Since this was the form found first, other fullerenes are defined by this benchmark - so some carbon tubes are fullerenes (those with the appropriate number (ratio?) of 5 to 6 membered rings, and capped at the ends with hemispheres) while others are rolled up graphite sheets - like a rolled up newspaper.
The smallest fullerene is, therefore, C20+ (this ion has recently been made) - not to be confused with dodecahedrane or C20H20 which has no double bonds and is much more stable. An example of a fullerene larger than a buckyball is C70, which has an extra 'belt' of hexagons round the middle (five times two extra atoms - work it out :).

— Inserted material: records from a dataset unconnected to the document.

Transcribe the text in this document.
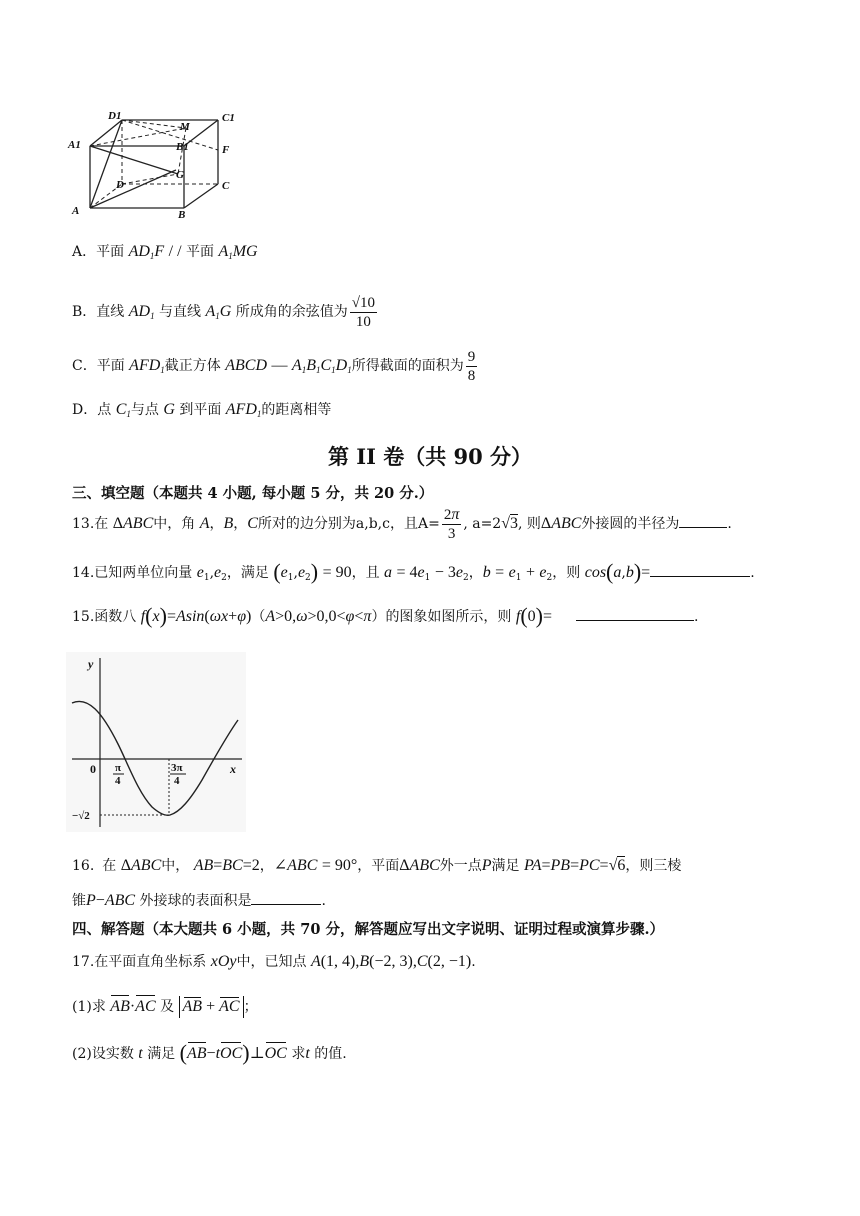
D1	C1
M
A1	B1	F
D
G
C
A	B
A．平面 $AD_1F$ / / 平面 $A_1MG$
B．直线 $AD_1$ 与直线 $A_1G$ 所成角的余弦值为 $\frac{√10}{10}$
C．平面 $AFD_1$截正方体 ABCD — $A_1B_1C_1D_1$所得截面的面积为 $\frac{9}{8}$
D．点 $C_1$与点 G 到平面 $AFD_1$的距离相等
第 II 卷（共 90 分）
三、填空题（本题共 4 小题, 每小题 5 分，共 20 分.）
13.在 ΔABC中，角 A，B，C所对的边分别为a,b,c，且$A= \frac{2\pi}{3}$ , a=2√3, 则ΔABC外接圆的半径为	.
14.已知两单位向量 $e_1,e_2$，满足 $(e_1,e_2) = 90$，且 $a = 4e_1 - 3e_2$，$b = e_1 + e_2$，则 cos(a,b)=	.
15.函数八 f(x)=Asin(ωx+φ)（A>0,ω>0,0<φ<π）的图象如图所示，则 f(0)=	.
y
x
0 π
4
3π
4
−√2
16. 在 ΔABC中， AB=BC=2，∠ABC = 90°，平面ΔABC外一点P满足 PA=PB=PC=√6，则三棱
锥P−ABC 外接球的表面积是	.
四、解答题（本大题共 6 小题，共 70 分，解答题应写出文字说明、证明过程或演算步骤.）
17.在平面直角坐标系 xOy中，已知点 A(1, 4),B(−2, 3),C(2, −1).
(1)求 AB·AC 及 AB + AC ；
(2)设实数 t 满足 (AB−tOC)⊥OC 求t 的值.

If you were wondering "what size is a bucky ball?", you should know that it is 7 Ångstrom or 7 ten-billionths of a meter. This is smaller than most proteins, and almost a third the diameter of (B)-DNA. Fullerene tubes can be larger in diameter (large enough even to fit bucky balls inside - or DNA!) and could potentially extend indefinately. Since they are defined to be closed, there should be a cap on the end of tubes, but these could be quite long.